O Bilhete
Zé morava no interior e vivia se gabando de que não temia a Morte. No boteco da cidadezinha, onde costumava tomar uns tragos e botar conversa fora, contava vantagens e dizia que quando a "mardita" viesse buscá-lo, ele a enganaria mandando outro em seu lugar.
Em uma noite muito escura, voltando para casa já de madrugada, pensava em voz alta na desculpa que daria à esposa por estar
voltando tão tarde, ou tão cedo, como ele costumava dizer. Lá pelas tantas, foi atropelado por uma carroça que andava depressa demais. Uma figura esguia se aproximou silenciosamente, olhou no fundo dos seus olhos assustados e falou com uma voz doce e suave:
- Não se assuste Zé, pois vives a dizer que de mim não tens medo. Sou aquela que muitos chamam, mas na hora que me aproximo,tentam desconversar.
- Você é quem estou pensando?
- Sou sim. Chegou a tua hora.
- Mas dona Morte, eu ainda não te chamei.
- Não preciso ser chamada. Quando o vivente cumpre sua missão, tem de dar lugar pra outras alminhas.
- Vai me desculpar, mas não sou quem a senhora está pensando.
- Nunca me engano Zé. Além do mais fui eu quem assustou o cavalo para que fosses atropelado.
- Mas isso é injusto dona Morte. Tem tanta gente com mais urgência do que eu.
- Pode até ser, mas é você que eu quero hoje.
Zé tenta ganhar tempo:
- Porque não levas o "Zé Bixiga", que não tem família, nem emprego, só um vira-lata sarnento? Ou então o "Zé Furmiga", que é viúvo, vive sozinho num barraco de papelão esquecido pelos filhos que um dia teve? Olha, tem ainda o "Zé Novato" que chegou à vila a pouco tempo, sem eira nem beira.
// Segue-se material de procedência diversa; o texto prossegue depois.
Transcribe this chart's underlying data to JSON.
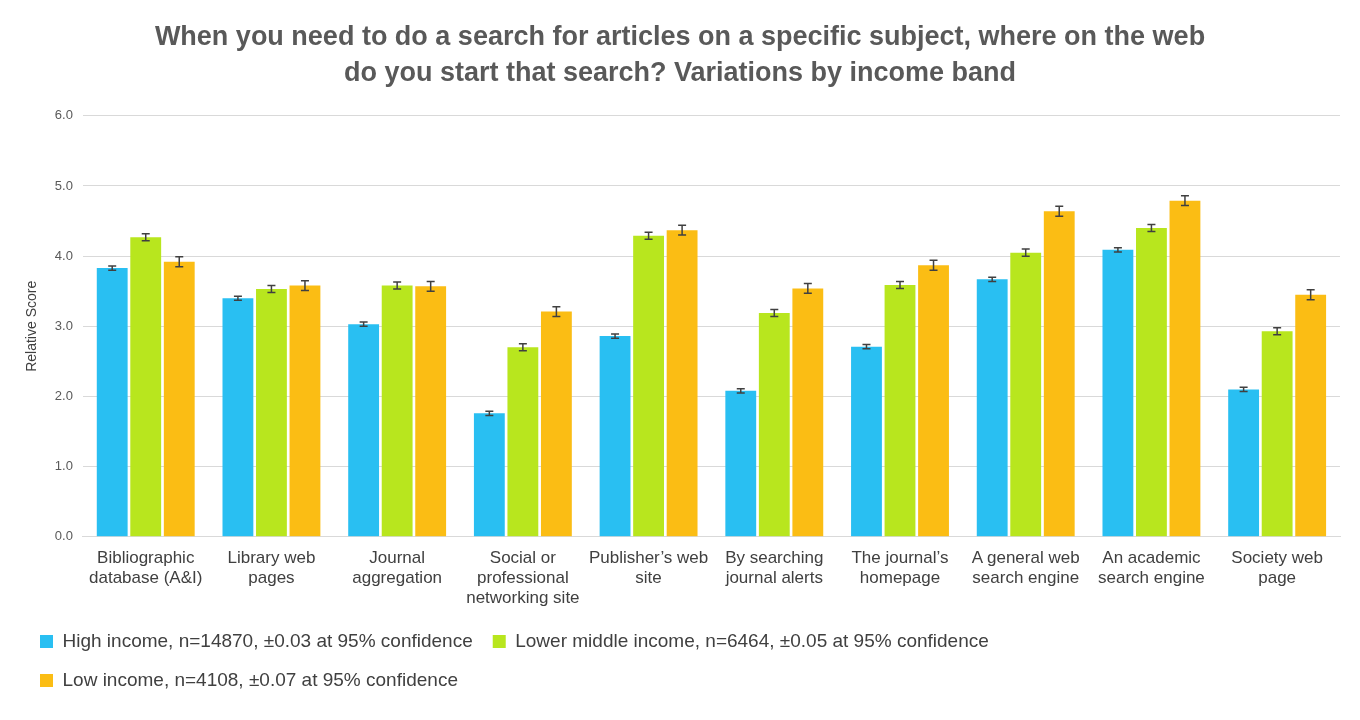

- Não perca seu tempo tentando me convencer. Todos eles têm motivos pra ficarem mais um pouco. Já você, não tem mais porque permanecer por aqui. Me dê sua mão, vou levá-lo para conhecer um lugar incrível onde nada mais vai te faltar. Não sentirás fome nem sede. Não sentirás frio nem calor. Jamais terás pressa pra nada, muito menos se demorará para realizar qualquer tarefa.
Zé foi se sentindo seduzido pela voz suave da Morte. Olhando fixamente para ela, perguntou:
- Posso deixar um adeusinho para os meus amigos?
- Pode sim. Escreva um bilhete.
A Morte tirou do bolso, da sua longa túnica branca, um papel e uma caneta e entregou a ele, que escreveu: "Queridos amigos, ela veio me buscar. Não pude enganá-la. Ela é linda e tem o olhar mais doce que já vi. Como recusar um convite que é pura melodia? Transferir para outro as promessas do paraíso seria burrice. Até breve. Do amigo Zé."
No dia seguinte, todos lamentavam a morte do Zé. Só não entendiam o por que daquele ar de felicidade estampado no seu rosto pálido e a posição da mão que segurava um pedaço de vara, como se estivesse segurando um toco de lápis.